The latest defection rumors coincided with a high-profile ceremony in Beijing on Tuesday in which President Xi joined all 25 members of the ruling Politburo in taking a loyalty oath. The officials included secretariat officials, state counselors, the president of China’s supreme court and members of the Central Military Commission and National People’s Congress. The renewed ideological fervor is timed to the upcoming 100-year anniversary of the founding of China’s Communist Party.

The oath is required for all new members of the party and the June 18 ceremony at the History Exhibition Hall in Beijing was heavily featured on state media. Prior to reciting the oath, Mr. Xi called on the leaders to adhere to party ideology, politics and action with a “high degree of consistency.”

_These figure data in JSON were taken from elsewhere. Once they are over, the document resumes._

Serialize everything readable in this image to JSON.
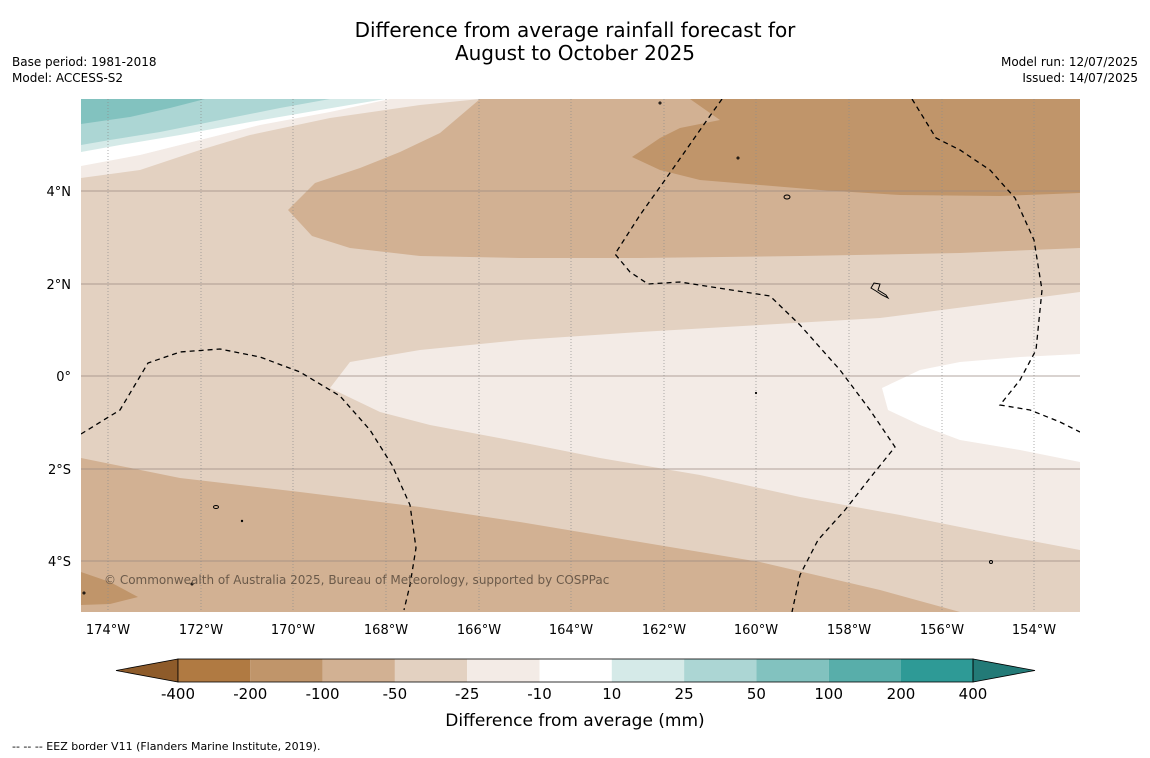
{
  "title": {
    "line1": "Difference from average rainfall forecast for",
    "line2": "August to October 2025"
  },
  "meta_left": {
    "base_period": "Base period: 1981-2018",
    "model": "Model: ACCESS-S2"
  },
  "meta_right": {
    "model_run": "Model run: 12/07/2025",
    "issued": "Issued: 14/07/2025"
  },
  "map": {
    "lon_labels": [
      "174°W",
      "172°W",
      "170°W",
      "168°W",
      "166°W",
      "164°W",
      "162°W",
      "160°W",
      "158°W",
      "156°W",
      "154°W"
    ],
    "lat_labels": [
      "4°N",
      "2°N",
      "0°",
      "2°S",
      "4°S"
    ],
    "copyright": "© Commonwealth of Australia 2025, Bureau of Meteorology, supported by COSPPac",
    "fill_colors": {
      "dry_400_200": "#b07a42",
      "dry_200_100": "#c0956a",
      "dry_100_50": "#d2b193",
      "dry_50_25": "#e3d1c1",
      "dry_25_10": "#f3ebe6",
      "neutral": "#ffffff",
      "wet_10_25": "#d5eae8",
      "wet_25_50": "#acd6d4",
      "wet_50_100": "#82c2bf",
      "wet_100_200": "#58aeaa",
      "wet_200_400": "#2e9a96"
    }
  },
  "colorbar": {
    "ticks": [
      "-400",
      "-200",
      "-100",
      "-50",
      "-25",
      "-10",
      "10",
      "25",
      "50",
      "100",
      "200",
      "400"
    ],
    "colors": [
      "#b07a42",
      "#c0956a",
      "#d2b193",
      "#e3d1c1",
      "#f3ebe6",
      "#ffffff",
      "#d5eae8",
      "#acd6d4",
      "#82c2bf",
      "#58aeaa",
      "#2e9a96"
    ],
    "under_color": "#8e5b2a",
    "over_color": "#237a77",
    "label": "Difference from average (mm)"
  },
  "footer": "--  --  -- EEZ border V11 (Flanders Marine Institute, 2019)."
}
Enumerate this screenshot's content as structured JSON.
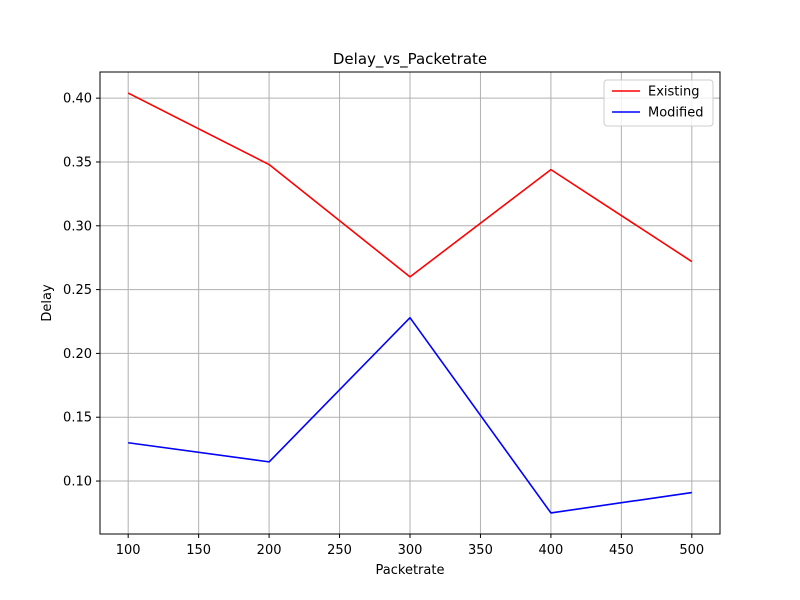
{
  "chart_data": {
    "type": "line",
    "title": "Delay_vs_Packetrate",
    "xlabel": "Packetrate",
    "ylabel": "Delay",
    "x": [
      100,
      200,
      300,
      400,
      500
    ],
    "xlim": [
      80,
      520
    ],
    "ylim": [
      0.0585,
      0.4205
    ],
    "xticks": [
      100,
      150,
      200,
      250,
      300,
      350,
      400,
      450,
      500
    ],
    "yticks": [
      0.1,
      0.15,
      0.2,
      0.25,
      0.3,
      0.35,
      0.4
    ],
    "ytick_labels": [
      "0.10",
      "0.15",
      "0.20",
      "0.25",
      "0.30",
      "0.35",
      "0.40"
    ],
    "grid": true,
    "legend_position": "top-right",
    "series": [
      {
        "name": "Existing",
        "color": "#ff0000",
        "values": [
          0.404,
          0.348,
          0.26,
          0.344,
          0.272
        ]
      },
      {
        "name": "Modified",
        "color": "#0000ff",
        "values": [
          0.13,
          0.115,
          0.228,
          0.075,
          0.091
        ]
      }
    ]
  }
}
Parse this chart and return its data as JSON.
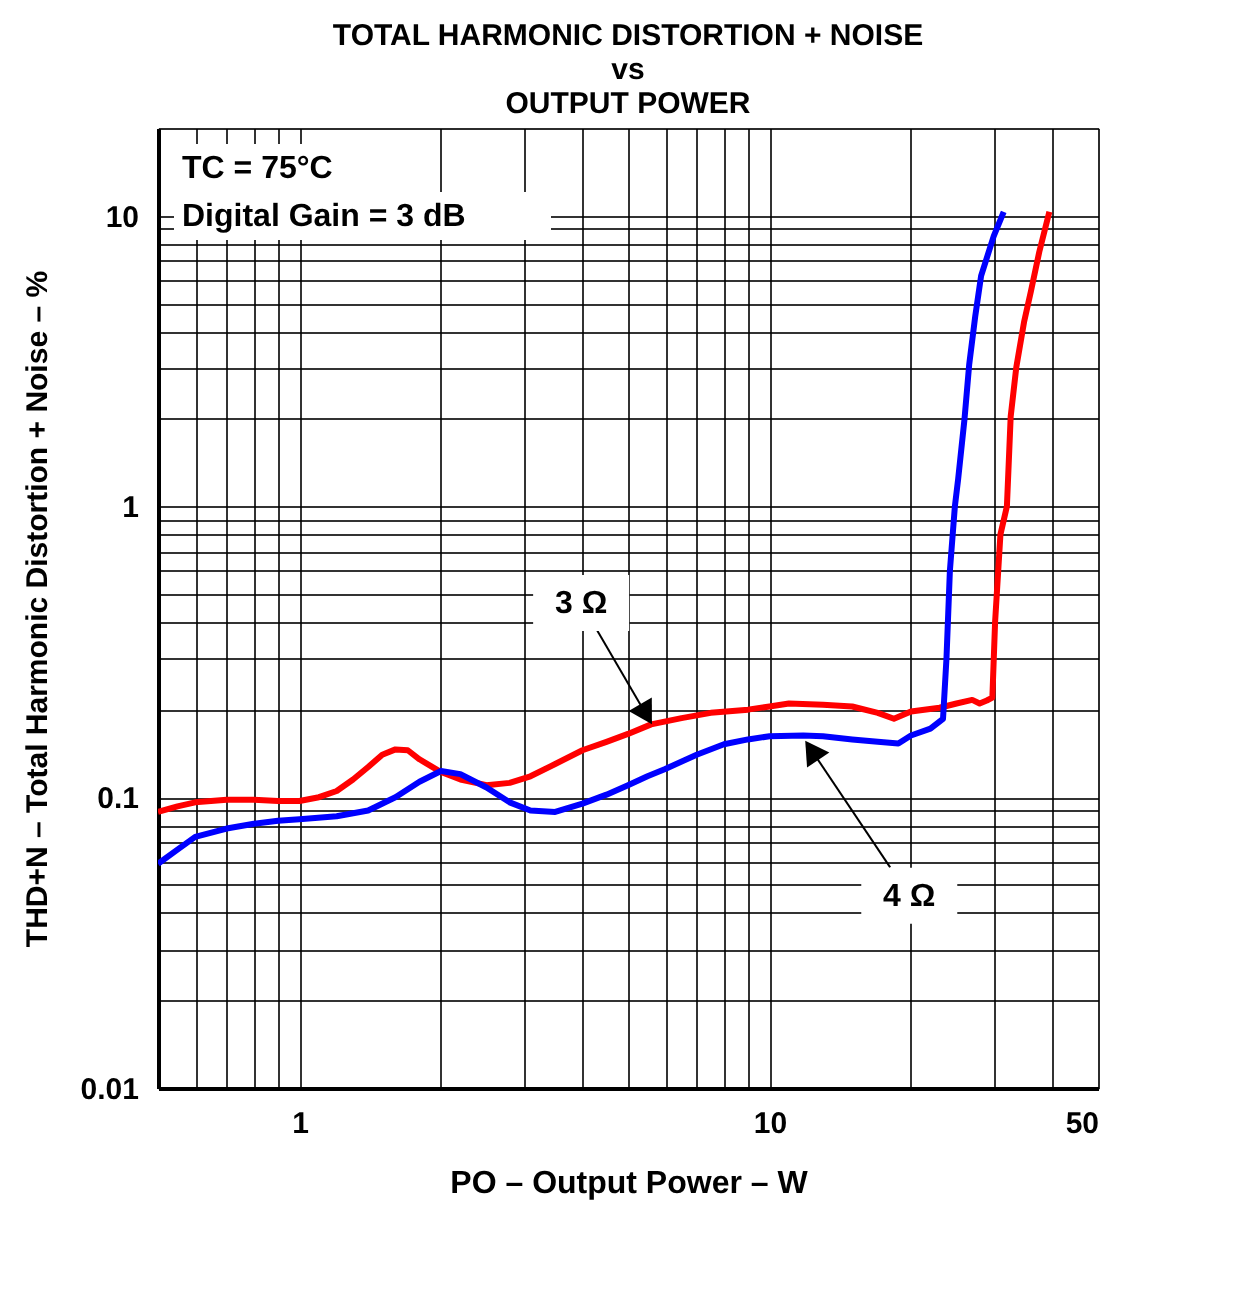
{
  "chart_data": {
    "type": "line",
    "title": "TOTAL HARMONIC DISTORTION + NOISE\nvs\nOUTPUT POWER",
    "xlabel": "PO – Output Power – W",
    "ylabel": "THD+N – Total Harmonic Distortion + Noise – %",
    "log": "xy",
    "grid": true,
    "xlim": [
      0.5,
      50
    ],
    "ylim": [
      0.01,
      20
    ],
    "xticks": [
      {
        "value": 0.5,
        "label": null
      },
      {
        "value": 0.6,
        "label": null
      },
      {
        "value": 0.7,
        "label": null
      },
      {
        "value": 0.8,
        "label": null
      },
      {
        "value": 0.9,
        "label": null
      },
      1,
      {
        "value": 2,
        "label": null
      },
      {
        "value": 3,
        "label": null
      },
      {
        "value": 4,
        "label": null
      },
      {
        "value": 5,
        "label": null
      },
      {
        "value": 6,
        "label": null
      },
      {
        "value": 7,
        "label": null
      },
      {
        "value": 8,
        "label": null
      },
      {
        "value": 9,
        "label": null
      },
      10,
      {
        "value": 20,
        "label": null
      },
      {
        "value": 30,
        "label": null
      },
      {
        "value": 40,
        "label": null
      },
      50
    ],
    "yticks": [
      0.01,
      {
        "value": 0.02,
        "label": null
      },
      {
        "value": 0.03,
        "label": null
      },
      {
        "value": 0.04,
        "label": null
      },
      {
        "value": 0.05,
        "label": null
      },
      {
        "value": 0.06,
        "label": null
      },
      {
        "value": 0.07,
        "label": null
      },
      {
        "value": 0.08,
        "label": null
      },
      {
        "value": 0.09,
        "label": null
      },
      0.1,
      {
        "value": 0.2,
        "label": null
      },
      {
        "value": 0.3,
        "label": null
      },
      {
        "value": 0.4,
        "label": null
      },
      {
        "value": 0.5,
        "label": null
      },
      {
        "value": 0.6,
        "label": null
      },
      {
        "value": 0.7,
        "label": null
      },
      {
        "value": 0.8,
        "label": null
      },
      {
        "value": 0.9,
        "label": null
      },
      1,
      {
        "value": 2,
        "label": null
      },
      {
        "value": 3,
        "label": null
      },
      {
        "value": 4,
        "label": null
      },
      {
        "value": 5,
        "label": null
      },
      {
        "value": 6,
        "label": null
      },
      {
        "value": 7,
        "label": null
      },
      {
        "value": 8,
        "label": null
      },
      {
        "value": 9,
        "label": null
      },
      10,
      {
        "value": 20,
        "label": null
      }
    ],
    "series": [
      {
        "color": "#ff0000",
        "x": [
          0.5,
          0.55,
          0.6,
          0.7,
          0.8,
          0.9,
          1.0,
          1.1,
          1.2,
          1.3,
          1.4,
          1.5,
          1.6,
          1.7,
          1.8,
          2.0,
          2.2,
          2.5,
          2.8,
          3.1,
          3.5,
          4,
          4.5,
          5,
          5.6,
          6.5,
          7.5,
          9,
          10,
          11,
          13,
          15,
          17,
          18.4,
          20,
          23,
          25,
          27,
          28,
          29,
          29.8,
          30.2,
          31,
          32,
          32.6,
          33.5,
          34.8,
          36,
          37.5,
          39.4
        ],
        "values": [
          0.089,
          0.093,
          0.096,
          0.098,
          0.098,
          0.097,
          0.097,
          0.1,
          0.105,
          0.115,
          0.127,
          0.14,
          0.146,
          0.145,
          0.135,
          0.122,
          0.115,
          0.11,
          0.112,
          0.118,
          0.13,
          0.145,
          0.155,
          0.165,
          0.178,
          0.187,
          0.195,
          0.2,
          0.205,
          0.21,
          0.208,
          0.205,
          0.195,
          0.186,
          0.197,
          0.203,
          0.21,
          0.216,
          0.21,
          0.215,
          0.22,
          0.4,
          0.8,
          1.0,
          2.04,
          3.0,
          4.3,
          5.5,
          7.5,
          10.3
        ]
      },
      {
        "color": "#0000ff",
        "x": [
          0.5,
          0.55,
          0.6,
          0.7,
          0.8,
          0.9,
          1.0,
          1.2,
          1.4,
          1.6,
          1.8,
          2.0,
          2.2,
          2.5,
          2.8,
          3.1,
          3.5,
          4,
          4.5,
          5,
          5.5,
          6,
          7,
          8,
          9,
          10,
          11.8,
          13,
          15,
          17,
          18.8,
          20,
          22,
          23.4,
          23.8,
          24.2,
          24.8,
          25.2,
          26,
          26.6,
          27.4,
          28.2,
          30,
          31.5
        ],
        "values": [
          0.059,
          0.066,
          0.073,
          0.078,
          0.081,
          0.083,
          0.084,
          0.086,
          0.09,
          0.1,
          0.113,
          0.123,
          0.12,
          0.108,
          0.096,
          0.09,
          0.089,
          0.095,
          0.102,
          0.11,
          0.118,
          0.125,
          0.14,
          0.152,
          0.158,
          0.162,
          0.163,
          0.162,
          0.158,
          0.155,
          0.153,
          0.163,
          0.172,
          0.186,
          0.3,
          0.6,
          1.0,
          1.24,
          2.0,
          3.07,
          4.5,
          6.2,
          8.5,
          10.3
        ]
      }
    ],
    "annotations": [
      "TC = 75°C",
      "Digital Gain = 3 dB",
      {
        "text": "3 Ω",
        "x": 5.6,
        "y": 0.18
      },
      {
        "text": "4 Ω",
        "x": 11.8,
        "y": 0.16
      }
    ]
  }
}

The oath calls on party members to strictly follow party decisions and guard party secrets. Party members vow in the oath to “fight for communism throughout my life, be ready at all times to sacrifice my all for the party and the people and never betray the party.”

A day after the oath ceremony, the Central Commission for Discipline Inspection, which enforces Marxism-Leninism in the party, issued a statement on the defection 90 years ago of Gu Shunzhang, who defected in April 1931 when he was an alternate Politburo member in charge of security for the Party’s central committee.

Gu, a deputy to longtime party leader Zhou Enlai, exposed one of the Communist Party’s most successful spy penetration operations – the planting of CCP agents within the rival Nationalist Kuomintang (KMT) Party. Gu had been working as a spy inside the KMT and, when uncovered, defected and revealed large-scale spy penetrations.

Following the Soviet example, Zhou Enlai ordered all Gu’s 10 relatives executed.

The Gu defection, according to historical accounts, forced a major overhaul of the CCP spy apparatus and triggered a brutal internal struggle labeled as “traitor elimination.”